I have a board with more than 60 lists. Most of those lists have fewer than 100 cards, but one has about 600 cards. I've got a few hundred more lists that are archived and most of those lists also have fewer than 100 cards. I've also enabled 18 dashcards, four power-ups, about two dozen automation rules (some of which trigger other rules), half a dozen custom fields, and a few "card buttons" and "board buttons."
Sometimes actions on my board are pretty quick. Sometimes my computer runs like a slow dog on a hot day. I'm using an up-to-date version of Mozilla Firefox on Windows 10 with 8GB of RAM and 21GB of page file space on an SSD hard drive.
I understand that computational complexity is a thing, so I'm not looking to complain. What I'm really hunting for is more information about what I can do to keep my boards humming... and to know where I might create problems for myself.
What are best practices, tips, and tricks on how best to structure a board to keep Trello running smoothly? As hypothetical examples:
The one (and only) piece of advice I've seen in the Trello documentation is about using cascade functionality with restraint.
Note: Don't use lookup actions as a generic database-style functionality in Trello. Creating lookup tables with thousands of cards will result in poor performance.
Can you offer any other insight into how to best take advantage of the magic that Trello performs behind the scenes?
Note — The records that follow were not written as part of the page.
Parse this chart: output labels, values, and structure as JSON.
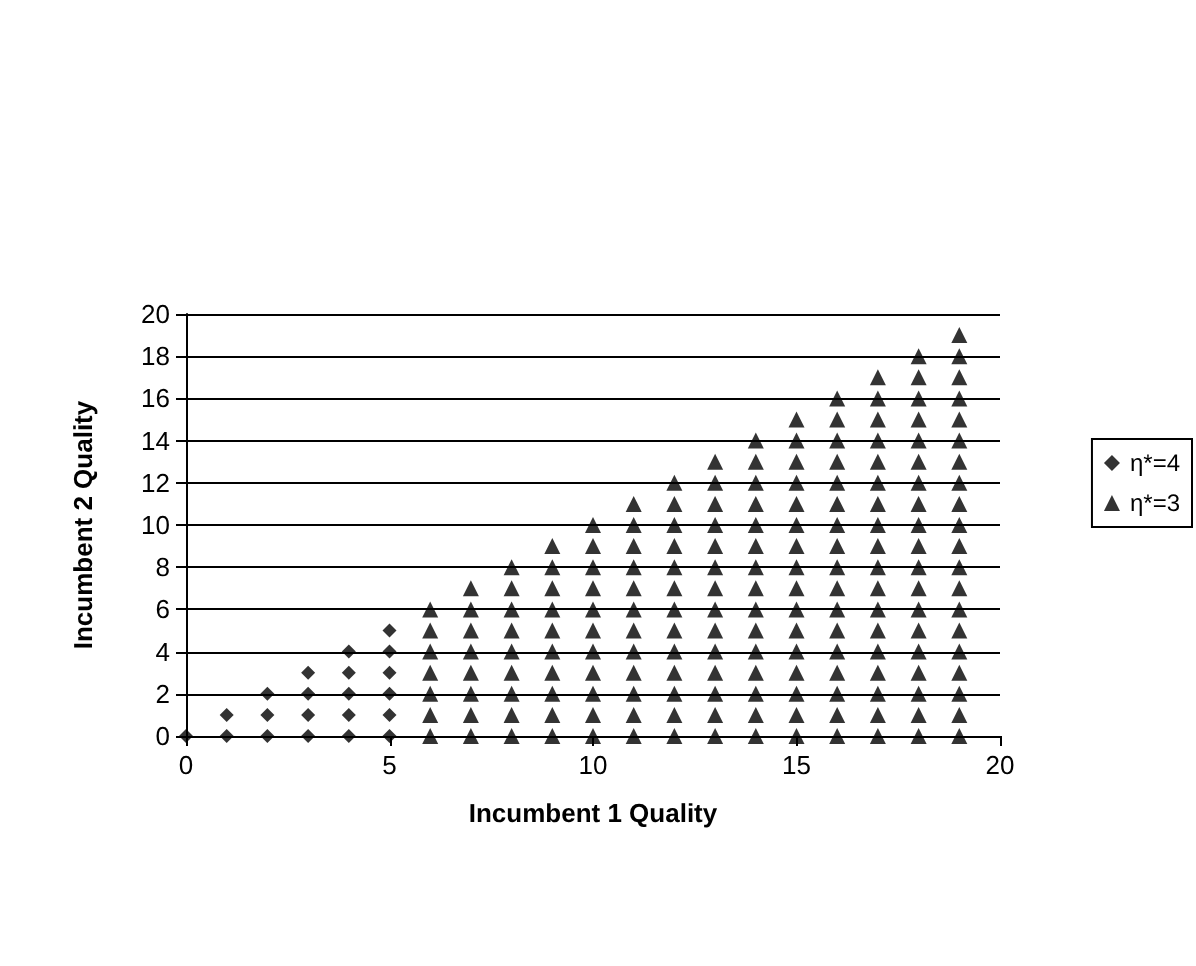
{
  "chart_data": {
    "type": "scatter",
    "xlabel": "Incumbent 1 Quality",
    "ylabel": "Incumbent 2 Quality",
    "xlim": [
      0,
      20
    ],
    "xticks": [
      0,
      5,
      10,
      15,
      20
    ],
    "ylim": [
      0,
      20
    ],
    "yticks": [
      0,
      2,
      4,
      6,
      8,
      10,
      12,
      14,
      16,
      18,
      20
    ],
    "grid": "y",
    "legend": "right",
    "series": [
      {
        "name": "η*=4",
        "color": "#000000",
        "marker": "diamond",
        "x": [
          0,
          1,
          1,
          2,
          2,
          2,
          3,
          3,
          3,
          3,
          4,
          4,
          4,
          4,
          4,
          5,
          5,
          5,
          5,
          5,
          5
        ],
        "values": [
          0,
          0,
          1,
          0,
          1,
          2,
          0,
          1,
          2,
          3,
          0,
          1,
          2,
          3,
          4,
          0,
          1,
          2,
          3,
          4,
          5
        ]
      },
      {
        "name": "η*=3",
        "color": "#000000",
        "marker": "triangle",
        "x": [
          6,
          6,
          6,
          6,
          6,
          6,
          6,
          7,
          7,
          7,
          7,
          7,
          7,
          7,
          7,
          8,
          8,
          8,
          8,
          8,
          8,
          8,
          8,
          8,
          9,
          9,
          9,
          9,
          9,
          9,
          9,
          9,
          9,
          9,
          10,
          10,
          10,
          10,
          10,
          10,
          10,
          10,
          10,
          10,
          10,
          11,
          11,
          11,
          11,
          11,
          11,
          11,
          11,
          11,
          11,
          11,
          11,
          12,
          12,
          12,
          12,
          12,
          12,
          12,
          12,
          12,
          12,
          12,
          12,
          12,
          13,
          13,
          13,
          13,
          13,
          13,
          13,
          13,
          13,
          13,
          13,
          13,
          13,
          13,
          14,
          14,
          14,
          14,
          14,
          14,
          14,
          14,
          14,
          14,
          14,
          14,
          14,
          14,
          14,
          15,
          15,
          15,
          15,
          15,
          15,
          15,
          15,
          15,
          15,
          15,
          15,
          15,
          15,
          15,
          15,
          16,
          16,
          16,
          16,
          16,
          16,
          16,
          16,
          16,
          16,
          16,
          16,
          16,
          16,
          16,
          16,
          16,
          17,
          17,
          17,
          17,
          17,
          17,
          17,
          17,
          17,
          17,
          17,
          17,
          17,
          17,
          17,
          17,
          17,
          17,
          18,
          18,
          18,
          18,
          18,
          18,
          18,
          18,
          18,
          18,
          18,
          18,
          18,
          18,
          18,
          18,
          18,
          18,
          18,
          19,
          19,
          19,
          19,
          19,
          19,
          19,
          19,
          19,
          19,
          19,
          19,
          19,
          19,
          19,
          19,
          19,
          19,
          19,
          19
        ],
        "values": [
          0,
          1,
          2,
          3,
          4,
          5,
          6,
          0,
          1,
          2,
          3,
          4,
          5,
          6,
          7,
          0,
          1,
          2,
          3,
          4,
          5,
          6,
          7,
          8,
          0,
          1,
          2,
          3,
          4,
          5,
          6,
          7,
          8,
          9,
          0,
          1,
          2,
          3,
          4,
          5,
          6,
          7,
          8,
          9,
          10,
          0,
          1,
          2,
          3,
          4,
          5,
          6,
          7,
          8,
          9,
          10,
          11,
          0,
          1,
          2,
          3,
          4,
          5,
          6,
          7,
          8,
          9,
          10,
          11,
          12,
          0,
          1,
          2,
          3,
          4,
          5,
          6,
          7,
          8,
          9,
          10,
          11,
          12,
          13,
          0,
          1,
          2,
          3,
          4,
          5,
          6,
          7,
          8,
          9,
          10,
          11,
          12,
          13,
          14,
          0,
          1,
          2,
          3,
          4,
          5,
          6,
          7,
          8,
          9,
          10,
          11,
          12,
          13,
          14,
          15,
          0,
          1,
          2,
          3,
          4,
          5,
          6,
          7,
          8,
          9,
          10,
          11,
          12,
          13,
          14,
          15,
          16,
          0,
          1,
          2,
          3,
          4,
          5,
          6,
          7,
          8,
          9,
          10,
          11,
          12,
          13,
          14,
          15,
          16,
          17,
          0,
          1,
          2,
          3,
          4,
          5,
          6,
          7,
          8,
          9,
          10,
          11,
          12,
          13,
          14,
          15,
          16,
          17,
          18,
          0,
          1,
          2,
          3,
          4,
          5,
          6,
          7,
          8,
          9,
          10,
          11,
          12,
          13,
          14,
          15,
          16,
          17,
          18,
          19
        ]
      }
    ]
  }
}
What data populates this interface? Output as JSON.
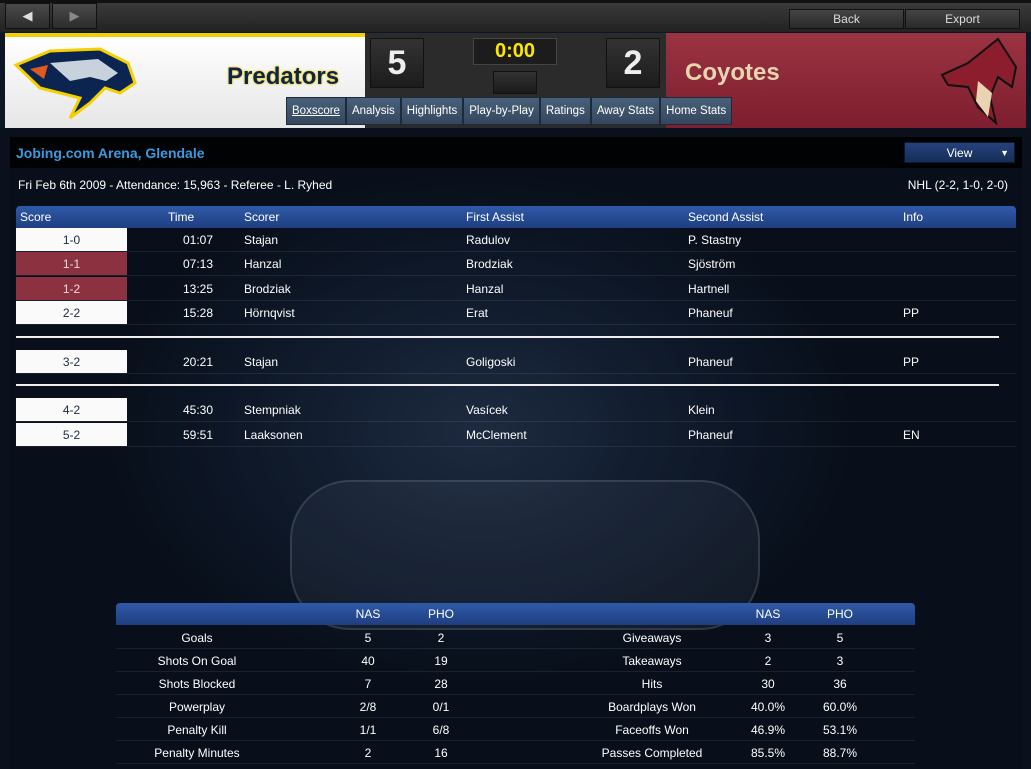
{
  "nav": {
    "back_icon": "chevron-left-icon",
    "forward_icon": "chevron-right-icon",
    "back_label": "Back",
    "export_label": "Export"
  },
  "header": {
    "home": {
      "name": "Predators",
      "score": "5",
      "color": "#f5d000"
    },
    "away": {
      "name": "Coyotes",
      "score": "2",
      "color": "#8c2535"
    },
    "clock": "0:00"
  },
  "tabs": [
    {
      "label": "Boxscore",
      "active": true
    },
    {
      "label": "Analysis"
    },
    {
      "label": "Highlights"
    },
    {
      "label": "Play-by-Play"
    },
    {
      "label": "Ratings"
    },
    {
      "label": "Away Stats"
    },
    {
      "label": "Home Stats"
    }
  ],
  "game": {
    "venue": "Jobing.com Arena, Glendale",
    "view_label": "View",
    "details": "Fri Feb 6th 2009 - Attendance: 15,963 - Referee - L. Ryhed",
    "periods": "NHL (2-2, 1-0, 2-0)"
  },
  "goals": {
    "columns": [
      "Score",
      "Time",
      "Scorer",
      "First Assist",
      "Second Assist",
      "Info"
    ],
    "rows": [
      {
        "score": "1-0",
        "team": "home",
        "time": "01:07",
        "scorer": "Stajan",
        "a1": "Radulov",
        "a2": "P. Stastny",
        "info": ""
      },
      {
        "score": "1-1",
        "team": "away",
        "time": "07:13",
        "scorer": "Hanzal",
        "a1": "Brodziak",
        "a2": "Sjöström",
        "info": ""
      },
      {
        "score": "1-2",
        "team": "away",
        "time": "13:25",
        "scorer": "Brodziak",
        "a1": "Hanzal",
        "a2": "Hartnell",
        "info": ""
      },
      {
        "score": "2-2",
        "team": "home",
        "time": "15:28",
        "scorer": "Hörnqvist",
        "a1": "Erat",
        "a2": "Phaneuf",
        "info": "PP"
      },
      {
        "score": "3-2",
        "team": "home",
        "time": "20:21",
        "scorer": "Stajan",
        "a1": "Goligoski",
        "a2": "Phaneuf",
        "info": "PP"
      },
      {
        "score": "4-2",
        "team": "home",
        "time": "45:30",
        "scorer": "Stempniak",
        "a1": "Vasícek",
        "a2": "Klein",
        "info": ""
      },
      {
        "score": "5-2",
        "team": "home",
        "time": "59:51",
        "scorer": "Laaksonen",
        "a1": "McClement",
        "a2": "Phaneuf",
        "info": "EN"
      }
    ]
  },
  "stats": {
    "headers": [
      "NAS",
      "PHO",
      "NAS",
      "PHO"
    ],
    "rows": [
      [
        "Goals",
        "5",
        "2",
        "Giveaways",
        "3",
        "5"
      ],
      [
        "Shots On Goal",
        "40",
        "19",
        "Takeaways",
        "2",
        "3"
      ],
      [
        "Shots Blocked",
        "7",
        "28",
        "Hits",
        "30",
        "36"
      ],
      [
        "Powerplay",
        "2/8",
        "0/1",
        "Boardplays Won",
        "40.0%",
        "60.0%"
      ],
      [
        "Penalty Kill",
        "1/1",
        "6/8",
        "Faceoffs Won",
        "46.9%",
        "53.1%"
      ],
      [
        "Penalty Minutes",
        "2",
        "16",
        "Passes Completed",
        "85.5%",
        "88.7%"
      ]
    ]
  }
}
Tell me what happens locally in my browser, what requires server calls, where there might be unintuitively long processing times, and how I can best structure my board(s) to lean in to Trello's functionality?
Hi @Anonymous Aardvark - I recommend having a read through this doc: https://support.atlassian.com/trello/docs/troubleshooting-a-slow-board/
We do not recommend having more than 1000 open cards at a time on a board, and much less if you have a lot of attachments, checklists, etc.
If you're experiencing slowness, I'd recommend spreading out across multiple boards - an upgrade to Standard may be required for you to take advantage of unlimited boards in your workspace.